The remainder of the book was filled with equally hostile remarks about other nations. The Portuguese were “indolent, like the Spaniards.” And, one of the more baffling remarks: “I think it would almost make you sick to go to church in Iceland.”

Stunned by what he calls a “vicious, systematic country-by-country savaging of the entire world,” Pruzan set out to find the author of the book, who was described on the title page only as “the Author of The Peep of Day.”

Starting as any modern researcher would, Pruzan turned to Google. He quickly learned that The Peep of Day was an 1833 Bible primer for children written by Favell Lee Mortimer. The author of 16 books in her career, Mortimer also published three so-called travel books describing the nations of the world, despite the fact that she had left England only once before then, as a teen, to visit Brussels and Paris with her family.

Yet Mrs. Mortimer wrote about the world as if she had been there. For example, her description of Sweden contains details that lead one to believe she had seen it herself: “In the south of Sweden the cottages are uncomfortable. They are so small, that, to make more room, the beds are placed one above the other, and you must climb up to the top bed, and when there, take care not to fall out. As you go along the road you will observe broken windows, unswept yards, torn thatch. … But in the north there are many pretty neat villages—where all the cottage windows are furnished with muslin blinds and are adorned with gay flower-pots.”

It is this authoritative writing style that left an impression on Pruzan. He recognized that, although most of Mrs. Mortimer’s books went out of print last century, she was well-known in her time, thus influencing Victorian children who grew up reading her books, forming opinions of the rest of the world from her work.

The Clumsiest People in Europe is the result of a couple years of research into Mrs. Mortimer’s life and writing. It begins with an introduction by Pruzan describing how he discovered Mrs. Mortimer’s writing, his efforts to research her past and cute anecdotes about what he found. The rest of the book is essentially a republishing of Mrs. Mortimer’s travel books, although it is edited by Pruzan to cut fluff and revisions. He also writes, at the beginning of each nation’s entry, a paragraph explaining the condition of the nation in the late 1800s, to provide some historical context for the reader.

The juxtaposition of Pruzan’s research with Mrs. Mortimer’s pronouncements on the flaws of each nation results in an educational, and often amusing, look at how people judge others. Thankfully, Pruzan was not tempted to apply the typical heavy-handed critique to Mrs. Mortimer’s work. He lets her writing show its own biases, which is a far more effective method for demonstrating how her attitude influenced her opinions.

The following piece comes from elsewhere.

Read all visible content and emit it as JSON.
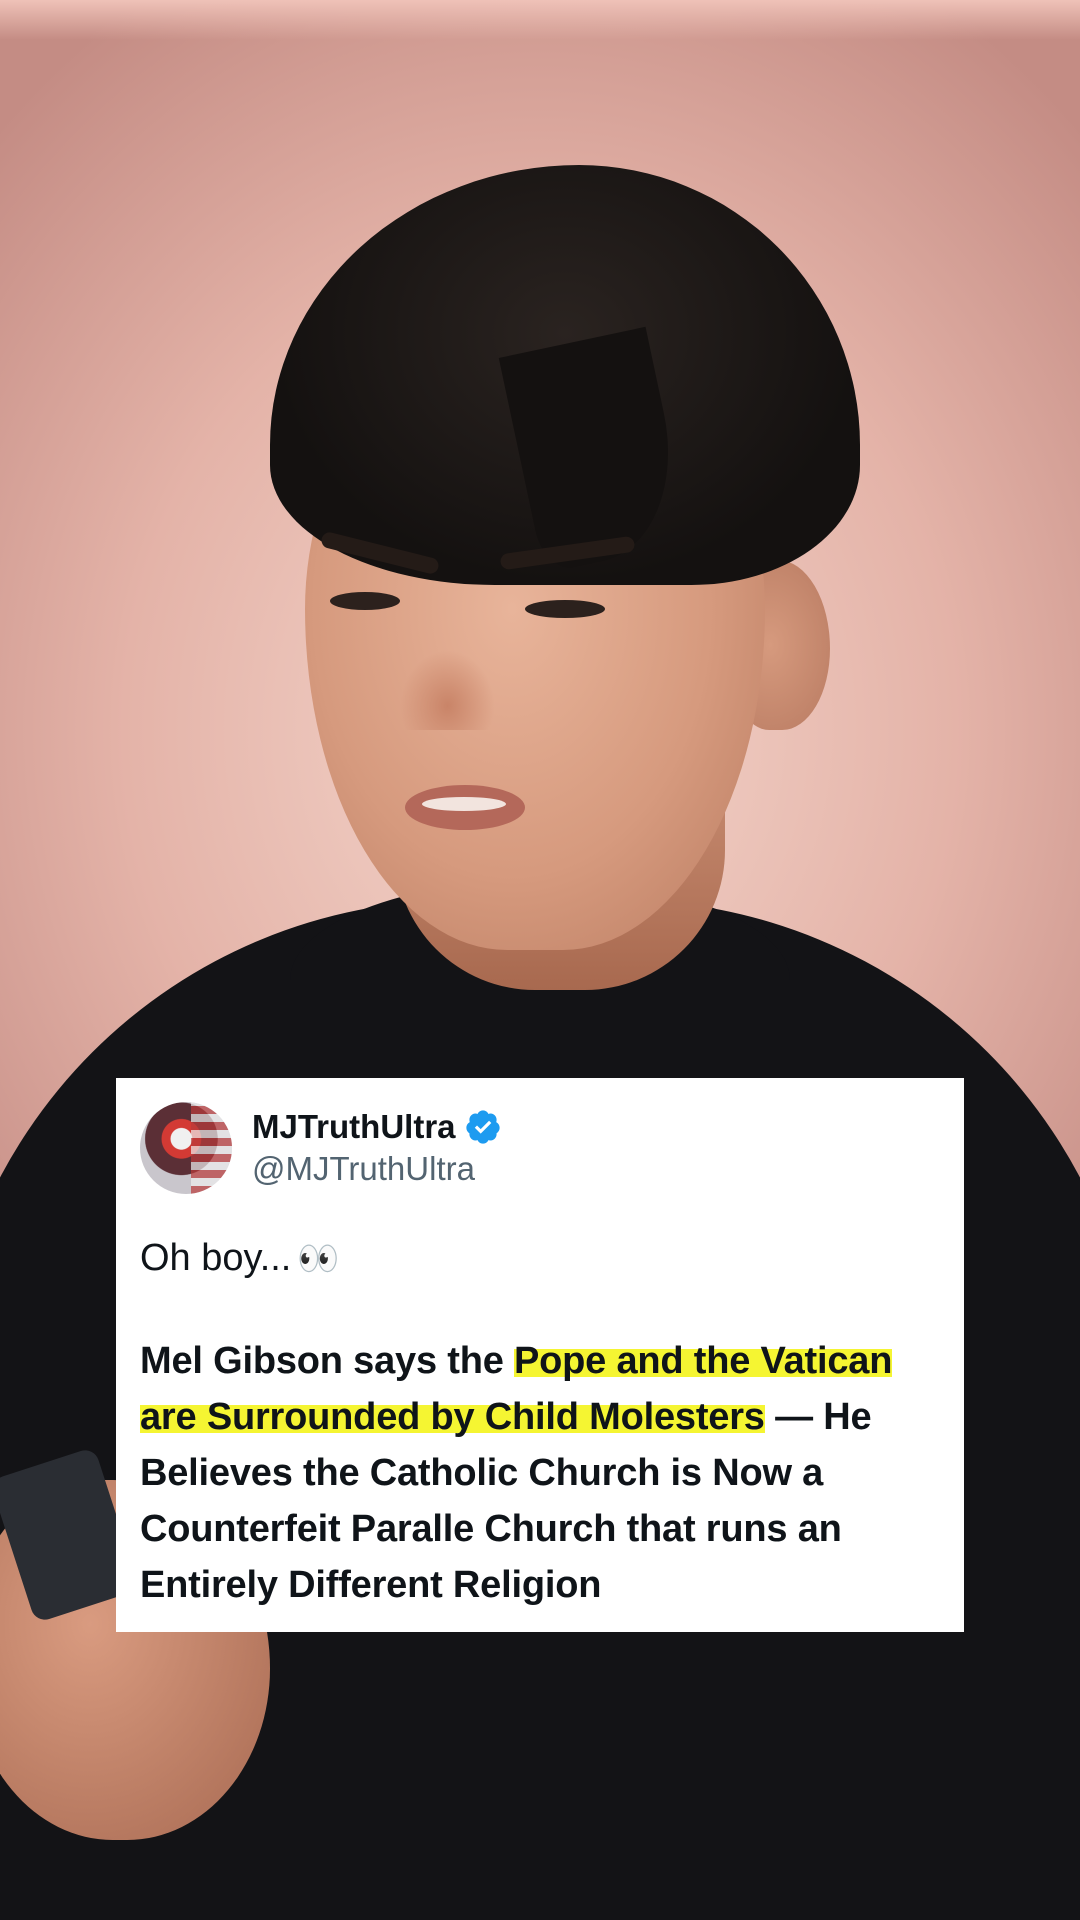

In an interview, Pruzan said that Mrs. Mortimer probably did not make up her descriptions of each nation from raw imagination. A biography written in 1901 said that she relied on books, which were probably geographic texts and religious tracts about missionary expeditions. Pruzan also notes that Mrs. Mortimer “had access to acquaintances who had been in far-flung places, for military, missionary or business purposes, and seems to have drawn on their anecdotes for her writing as well.”

One such anecdote in the book illustrates perfectly Mrs. Mortimer’s simplistic views of the world and obvious preference for all things English. She tells the story of an English woman on a ship who encountered a Greek woman in despair because her daughter was throwing temper tantrums. “The English lady tried to quiet the naughty child by giving her cakes and sugar-plums. This plan succeeded. If the child had not been spoiled ever since she was a baby, she would not have been so willful and passionate at seven years old.” According to Mrs. Mortimer, this is evidence that the Greeks do not know how to raise children properly.

Of course, the fact that someone could find something nasty to say about every nation in the world is an instructive fact on its own.